At which there is a thump above of Max getting out of bed, the creak of his door opening, the thud of the toilet lid, the sound of piss cascading and then dripping into deep water, and then a thirsty “Mommy!”
***
She bursts into the bathroom and proclaims to he on the pot, “My life has not yet died with that old woman!”
He can’t know that she’s Raskolnikov, but he knows she is his mother having fun. He chortles and says, “Good morning Mommy!” and she picks him up and they hug. He drips a drop or two of urine on her threadbare T-shirt, which quickly absorbs the wet and clings to her belly, which she is aware of being a little weird, and he, the smiling and laughing charmer, rears back and smacks her in the face.
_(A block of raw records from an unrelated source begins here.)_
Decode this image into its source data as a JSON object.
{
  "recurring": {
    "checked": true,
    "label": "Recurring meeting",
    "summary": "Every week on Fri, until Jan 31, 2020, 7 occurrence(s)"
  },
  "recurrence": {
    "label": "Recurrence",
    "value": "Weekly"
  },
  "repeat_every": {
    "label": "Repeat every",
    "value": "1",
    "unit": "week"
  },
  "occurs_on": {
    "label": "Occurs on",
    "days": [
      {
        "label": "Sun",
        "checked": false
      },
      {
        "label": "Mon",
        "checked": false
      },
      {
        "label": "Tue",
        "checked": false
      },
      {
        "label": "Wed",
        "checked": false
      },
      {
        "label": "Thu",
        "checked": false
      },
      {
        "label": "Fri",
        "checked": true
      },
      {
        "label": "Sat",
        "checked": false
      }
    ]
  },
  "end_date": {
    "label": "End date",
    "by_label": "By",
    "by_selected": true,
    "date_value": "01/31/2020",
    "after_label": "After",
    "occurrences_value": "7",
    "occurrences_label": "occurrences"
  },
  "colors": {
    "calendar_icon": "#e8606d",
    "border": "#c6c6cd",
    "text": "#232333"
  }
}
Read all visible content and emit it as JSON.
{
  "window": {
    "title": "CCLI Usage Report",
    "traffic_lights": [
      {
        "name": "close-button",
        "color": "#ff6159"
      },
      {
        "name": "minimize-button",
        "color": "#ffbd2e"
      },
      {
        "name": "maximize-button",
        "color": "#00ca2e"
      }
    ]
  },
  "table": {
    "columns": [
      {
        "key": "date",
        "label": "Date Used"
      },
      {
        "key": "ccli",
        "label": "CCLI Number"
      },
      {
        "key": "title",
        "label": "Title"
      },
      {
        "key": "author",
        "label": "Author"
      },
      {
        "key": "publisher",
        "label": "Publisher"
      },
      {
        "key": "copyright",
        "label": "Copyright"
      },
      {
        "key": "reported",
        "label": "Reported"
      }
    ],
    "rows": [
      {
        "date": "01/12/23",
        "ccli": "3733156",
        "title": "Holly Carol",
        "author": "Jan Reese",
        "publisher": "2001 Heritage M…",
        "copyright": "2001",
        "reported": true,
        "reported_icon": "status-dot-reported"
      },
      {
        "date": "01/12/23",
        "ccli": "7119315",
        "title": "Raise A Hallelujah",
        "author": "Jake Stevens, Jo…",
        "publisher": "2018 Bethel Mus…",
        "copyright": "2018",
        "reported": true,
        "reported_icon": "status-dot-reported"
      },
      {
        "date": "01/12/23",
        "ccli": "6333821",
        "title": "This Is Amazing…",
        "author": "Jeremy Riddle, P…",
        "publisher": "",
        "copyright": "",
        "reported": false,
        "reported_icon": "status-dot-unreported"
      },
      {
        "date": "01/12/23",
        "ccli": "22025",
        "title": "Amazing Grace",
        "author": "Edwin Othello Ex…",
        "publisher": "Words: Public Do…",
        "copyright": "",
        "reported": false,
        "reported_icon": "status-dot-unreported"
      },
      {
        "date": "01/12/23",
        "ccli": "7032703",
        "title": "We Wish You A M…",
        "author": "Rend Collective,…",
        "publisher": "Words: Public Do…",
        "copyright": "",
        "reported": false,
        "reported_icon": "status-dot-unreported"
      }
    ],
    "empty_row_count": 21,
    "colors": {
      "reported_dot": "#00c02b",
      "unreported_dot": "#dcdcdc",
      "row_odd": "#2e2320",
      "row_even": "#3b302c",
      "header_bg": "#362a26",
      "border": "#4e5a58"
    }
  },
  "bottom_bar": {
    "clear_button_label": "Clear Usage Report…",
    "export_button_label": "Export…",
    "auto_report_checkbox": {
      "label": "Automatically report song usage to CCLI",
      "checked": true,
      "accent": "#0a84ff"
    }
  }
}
Dave would’ve smacked him back and asked him how he liked it, told him how if he was mean, no one wanted to be with him. But she – she swallows tears and tells him to put his pants on.
***
She changes into her work clothes, something more professional than an old, moist, pink T-shirt worn transparent that some ex-boyfriend won for her when she was in high school like 20 years ago. The next outfit in a rotation established so she won’t have to stare into the overflowing abyss of the closet for minutes heaped upon minutes, and decide. Khaki slacks with a gray button-up whose collar flares over a black cardigan. Max is crying because he hit his head on the dresser while he spun to take off his pajama shirt. He likes helicopters, but that is something else. He spins like a dog chasing its tail to get some sort of better angle at pulling his arm through his sleeve. She smiles thinking about it. His cries mellow to whimpers as she buttons up her gray shirt and goes to him. Outside, the sun oranges. She wishes vaguely for a brooch that color.
***
They left late, for no particular reason. Probably because she sat at the table with her bowl of flakes and her Max and ate breakfast while they talked about going to the beach that weekend. It is only Wednesday, but they’ll make it to the weekend, by God. It’s only March, but if the calendar won’t read summer they’ll make their own.
She won’t have time to turn on her computer and waste five minutes. She’ll have time to walk into her office, drop off her bag and coat, grab the graded vocab quizzes, attendance sheet and participation sheet as cover, and hold the door for the last shuffling students, whose hands will be full of iPods and Starbucks, rebellious teenagers bucking the recession.